Всякий раз, останавливаясь вслед за Леей в любой точке города, в любое время, пусть даже в ту самую минуту, когда из-под носа со страшным рёвом срывается последний предшабатний автобус, оставляя нас стоящими у трассы с бесчисленными пакетами… всякий раз я поражаюсь терпению и любви, струящейся из её глаз.
Лея любит людей. Причём всех до единого, не делая скидок на морщины, возраст, дурной запах изо рта, чёрную неблагодарность, тривиальную подлость.
– Что ты знаешь? Я плачу и смеюсь, встречая каждый самолёт, переполненный бесценным грузом. Ты думаешь, народ – это обязательно красавцы и умницы? Это бомжи, инвалиды, выжившие из ума старушки, больные дети, мужья и жёны, любовники, пасынки и девери. Это мой народ, какой есть, другого не будет. Это они правдами и неправдами выбивают пособия, это они сплетничают, сквернословят, но это их дети. Как тебе объяснить? Плоть от плоти… Это наши дети. – Лея прикрывает глаза и откашливается. – Ну что ты стоишь? Через час – шаббат, а нам ещё добираться…
Страннее пары я не встречала. Уже давно Иешуа изъясняется не простыми человеческими словами, а иносказаниями, трактовками – как будто цитирует кого-то, – он играет в слова, понятия, раскладывает слова на буквы, выворачивает их наизнанку, докапываясь до первобытного, животного и божественного содержания их. Порой меня не покидает ощущение, что Иешуа играет в какую-то игру, по-своему отыгрывается, возможно, даже мстит кому-то. Сидя за столом, он сосредоточенно жуёт и вдруг оживлённо вскидывается.
– А ты знаешь, почему женщина становится распутной? Вначале в неё входит дух глупости (шота – быть глупым). Вторая стадия – сата – сбиться с пути. И тогда наступает последняя стадия – сота – распутная. Ты видишь эту связь?
– Да, – торопливо киваю я, проглатывая измельчённые баклажаны, нашпигованные чесноком и орехами.
Я, безусловно, вижу эту связь, потому что с некоторых пор отчаянно поглупела.
Я стремительно меняюсь – похоже, сбрасываю старую кожу и обрастаю новой.

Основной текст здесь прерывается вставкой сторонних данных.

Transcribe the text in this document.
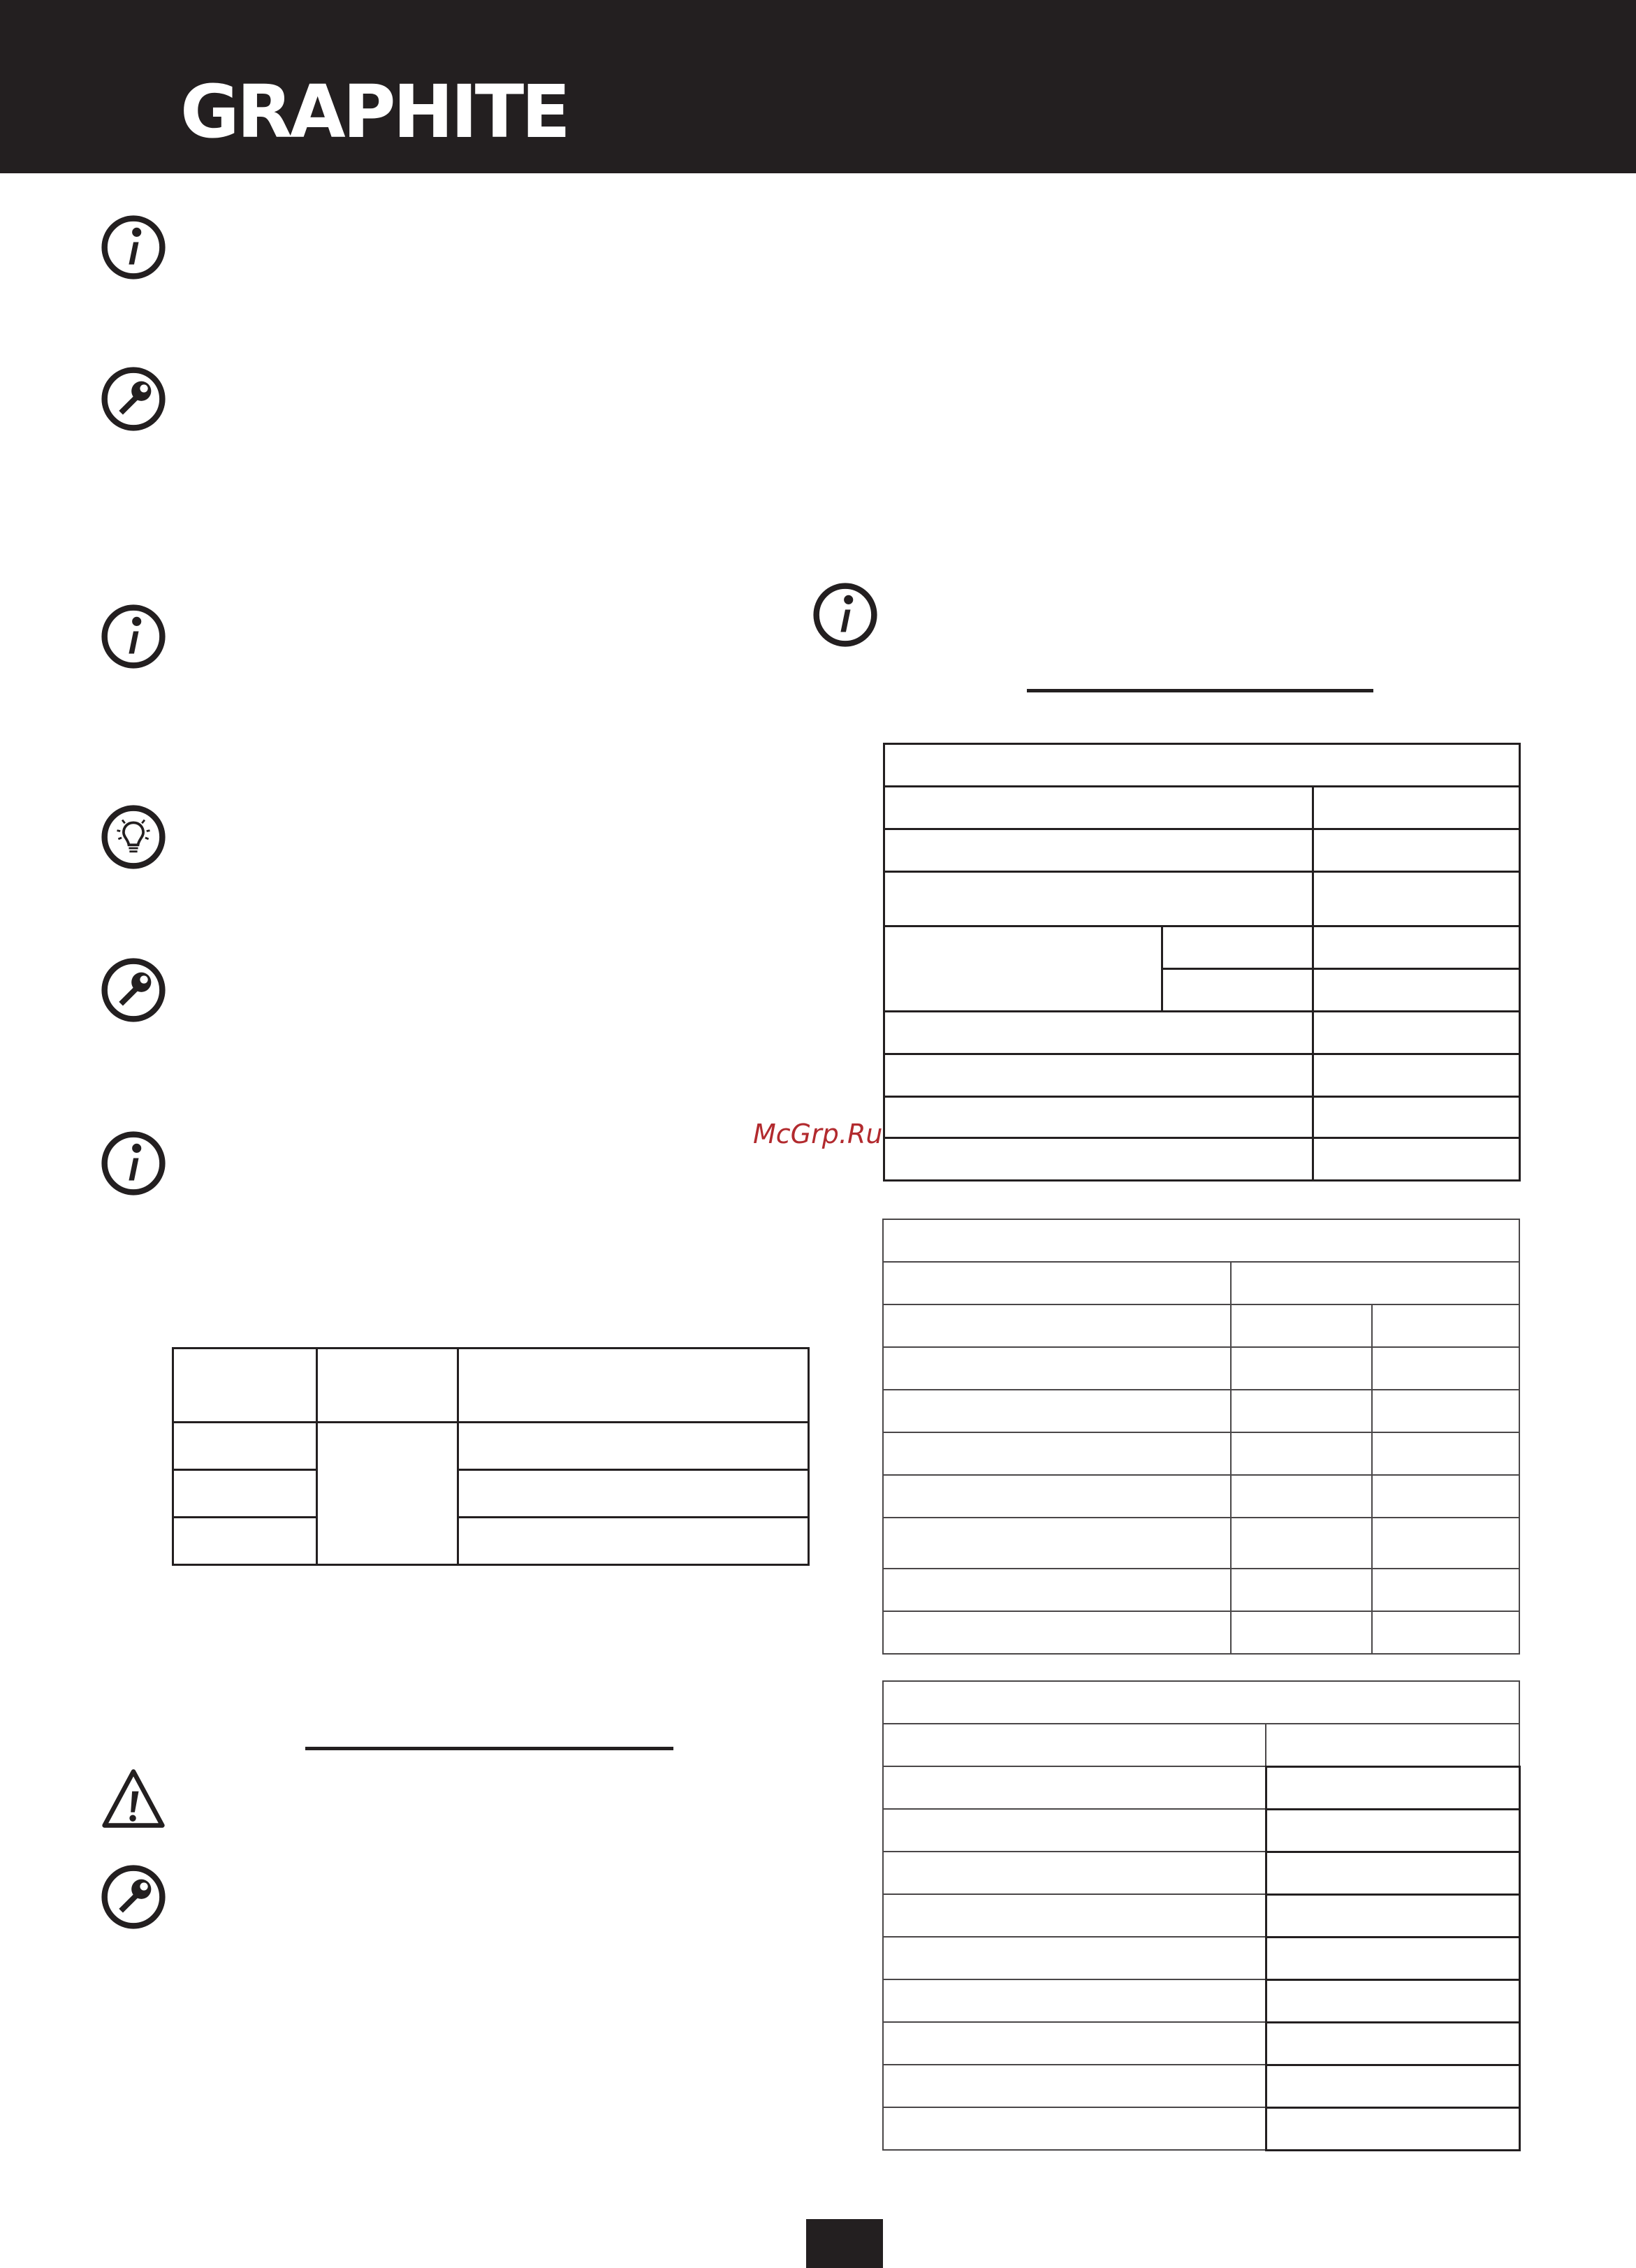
GRAPHITE

McGrp.Ru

– От хумуса растёт грудь, – сообщает мне Аллочка, называющая себя на новый лад – Эллой.
Аллочка расписывает чашки и мезузы в мастерской Фанни – огромной белой женщины родом откуда-то из Айовы или Северной Каролины.
Фанни – бывшая оперная дива, единственная дочь незрячих от рождения родителей, удачно вышла замуж (кажется, в третий раз) и теперь снабжает американских евреев кошерной утварью, расписанной умелыми руками девочки из маленького украинского городка – то ли Мелитополя, то ли Херсона.
Во время работы Фанни включает стереопроигрыватель и распахивает рот с крупными желтоватыми зубами. Она ужасно непосредственная, наша Фанни. Всё, что она делает или говорит, она делает шумно, демонстративно, почти вызывающе. Сейчас закончится очередная оперная ария и начнётся подробное повествование о климаксе, которым бывшая певица страдает с недавних пор. Фанни очень физиологична и практически не ведает стыда. Она вздыхает, ёрзает огромными полушариями зада, вспоминает о том, что сегодня у неё не было… Мелко хихикая, доверительно сообщает о том, что у неё пучит живот.
Мы с Аллочкой переглядываемся. Через час Фанни выдохнет своё знаменитое: "Пуфф", – капризно оттопырит пухлую нижнюю губу и начнёт собираться. Уже с порога она в третий раз огласит список срочных дел и унесётся в сторону благополучной Раананы.
– Свобода! – кричу я, опрокидывая стул домомучительницы.
Долой постылую оперу, долой ведро, заполненное вязким раствором. Долой ряд белых, девственно белых тарелок и чашек.
Теперь мы можем насладиться унылой свободой промзоны. Пить кофе, болтать и смеяться.
– От хумуса растёт грудь, – сообщает мне Аллочка и распахивает рабочий халат.
Что-то с нами творится здесь, в этом душном помещении, за этой металлической тяжёлой дверью, раскалённой от полуденного африканского солнца.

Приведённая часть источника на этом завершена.